Quand sonnera le glas du joli mois d’août, les vacances auront cessé de vivre !
Leur deuil, sans doute, sera porté par des centaines de milliers d’élèves qui, malgré leurs bonnes aptitudes au travail, voient s’ouvrir avec un peu de chagrin les grandes portes des couvents et collèges.
Être enfermé dans des classes chaudes, au mois de septembre, quand les oiseaux chantent leurs plus jolies romances aux petits ruisseaux qui sanglotent d’attendrissement, croyez bien que c’est dur ! Ah ! combien je me rappelle mes années de couvent, à l’ouverture des classes, quand il me fallait quitter les plages pour revenir au devoir !
Revêtue de la pesante robe noire, le cœur encore bondissant des plaisirs de l’été, j’entrevoyais par la fenêtre les beaux jardins environnants, l’âme envahie du désir insensé de sauter de ma classe dans l’herbe pour m’y rouler encore longtemps, jusqu’à ce que tombent les feuilles…
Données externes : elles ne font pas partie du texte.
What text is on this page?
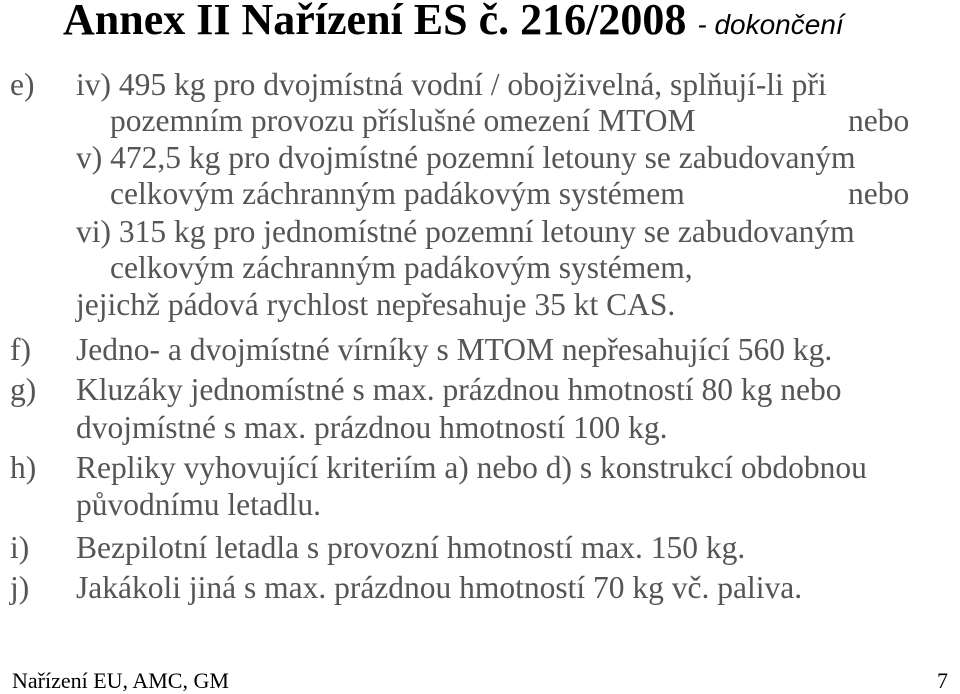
Annex II Nařízení ES č. 216/2008 - dokončení
e) iv) 495 kg pro dvojmístná vodní / obojživelná, splňují-li při
pozemním provozu příslušné omezení MTOM	nebo
v) 472,5 kg pro dvojmístné pozemní letouny se zabudovaným
celkovým záchranným padákovým systémem	nebo
vi) 315 kg pro jednomístné pozemní letouny se zabudovaným
celkovým záchranným padákovým systémem,
jejichž pádová rychlost nepřesahuje 35 kt CAS.
f) Jedno- a dvojmístné vírníky s MTOM nepřesahující 560 kg.
g) Kluzáky jednomístné s max. prázdnou hmotností 80 kg nebo
dvojmístné s max. prázdnou hmotností 100 kg.
h) Repliky vyhovující kriteriím a) nebo d) s konstrukcí obdobnou
původnímu letadlu.
i) Bezpilotní letadla s provozní hmotností max. 150 kg.
j) Jakákoli jiná s max. prázdnou hmotností 70 kg vč. paliva.
Nařízení EU, AMC, GM	7
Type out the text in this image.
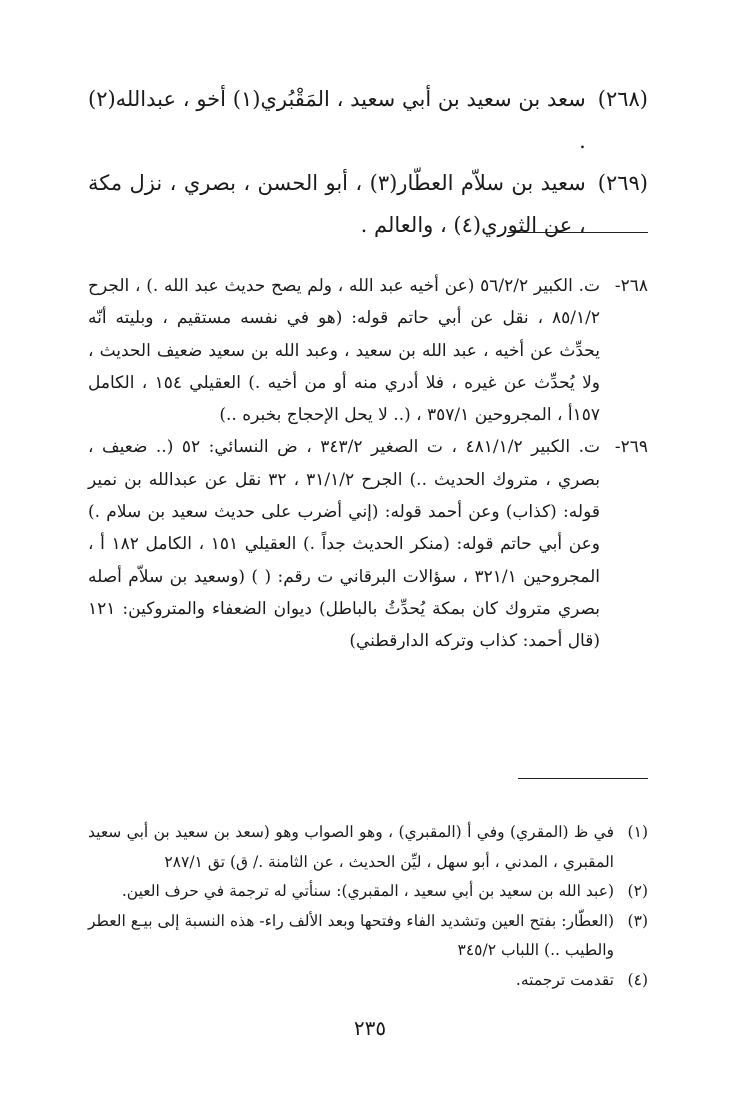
(٢٦٨)
سعد بن سعيد بن أبي سعيد ، المَقْبُري(١) أخو ، عبدالله(٢) .
(٢٦٩)
سعيد بن سلاّم العطّار(٣) ، أبو الحسن ، بصري ، نزل مكة ، عن الثوري(٤) ، والعالم .
٢٦٨-
ت. الكبير ٥٦/٢/٢ (عن أخيه عبد الله ، ولم يصح حديث عبد الله .) ، الجرح ٨٥/١/٢ ، نقل عن أبي حاتم قوله: (هو في نفسه مستقيم ، وبليته أنّه يحدِّث عن أخيه ، عبد الله بن سعيد ، وعبد الله بن سعيد ضعيف الحديث ، ولا يُحدِّث عن غيره ، فلا أدري منه أو من أخيه .) العقيلي ١٥٤ ، الكامل ١٥٧أ ، المجروحين ٣٥٧/١ ، (.. لا يحل الإحجاج بخبره ..)
٢٦٩-
ت. الكبير ٤٨١/١/٢ ، ت الصغير ٣٤٣/٢ ، ض النسائي: ٥٢ (.. ضعيف ، بصري ، متروك الحديث ..) الجرح ٣١/١/٢ ، ٣٢ نقل عن عبدالله بن نمير قوله: (كذاب) وعن أحمد قوله: (إني أضرب على حديث سعيد بن سلام .) وعن أبي حاتم قوله: (منكر الحديث جداً .) العقيلي ١٥١ ، الكامل ١٨٢ أ ، المجروحين ٣٢١/١ ، سؤالات البرقاني ت رقم: ( ) (وسعيد بن سلاّم أصله بصري متروك كان بمكة يُحدِّثُ بالباطل) ديوان الضعفاء والمتروكين: ١٢١ (قال أحمد: كذاب وتركه الدارقطني)
(١)
في ظ (المقري) وفي أ (المقبري) ، وهو الصواب وهو (سعد بن سعيد بن أبي سعيد المقبري ، المدني ، أبو سهل ، ليِّن الحديث ، عن الثامنة ./ ق) تق ٢٨٧/١
(٢)
(عبد الله بن سعيد بن أبي سعيد ، المقبري): سنأتي له ترجمة في حرف العين.
(٣)
(العطّار: بفتح العين وتشديد الفاء وفتحها وبعد الألف راء- هذه النسبة إلى بيـع العطر والطيب ..) اللباب ٣٤٥/٢
(٤)
تقدمت ترجمته.
٢٣٥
Sans goût, je reprenais mes livres, et armée d’un crayon, j’en barbouillais les premières pages de dessins, pas beaux, mon Dieu ! mais où je m’imaginais apercevoir encore la petite rivière et les grands jardins fleuris qui avaient entendu mes éclats de rire de fillette en vacance !
Les deux premiers mois qui ouvraient l’année scolaire, je ne faisais rien de bon — hypnotisée par la beauté des feuilles mourantes, grisée par la senteur des blés mûrs qui me montaient au cœur !
Les enfants sont un peu comme les oiseaux — pas nés pour rester toujours en cage — et c’est bien pour leur donner une chance d’ouvrir encore les ailes, que les Sœurs du Couvent de Ste-Anne, à Saint-Jérôme, ont eu la magnifique idée de faire construire dans leur immense jardin trois superbes kiosques, meublés de chaises, tables, pupitres, qui serviront de classes à leurs élèves, dans les plus beaux mois de l’année, quand au fond de leur couvent, les vilains microbes de l’ennui et de la fatigue se feront sentir.
Laissez la porte de la volière ouverte, l’oiseau se pense en liberté. Ainsi, dans un joli jardin, les petites élèves se croiront encore en vacance, tout en travaillant à l’air pur !
Combien d’enfants, à la rentrée des classes, envieront les élèves du couvent de St-Jérôme, en train d’étudier, de calculer, dans les grands jardins fleuris qui, n’en doutons pas, serviront bien d’inspiration à leur composition et mettront bien aussi quelque peu leur parfum aux jolies fleurs de Madame la Littérature.
Ne trouvez-vous pas que tous les couvents et collèges devraient suivre le bon exemple des Sœurs de Ste-Anne, et faire en sorte que leurs élèves puissent travailler dehors aussi tard que possible, surtout à la fin de l’été, quand les chaleurs trop fortes affaiblissent tant de pauvres petits êtres ?
Avouons donc qu’il n’y a rien comme l’air pur et le soleil pour ranimer le courage — et que les enfants courageux remportent toujours les premiers prix.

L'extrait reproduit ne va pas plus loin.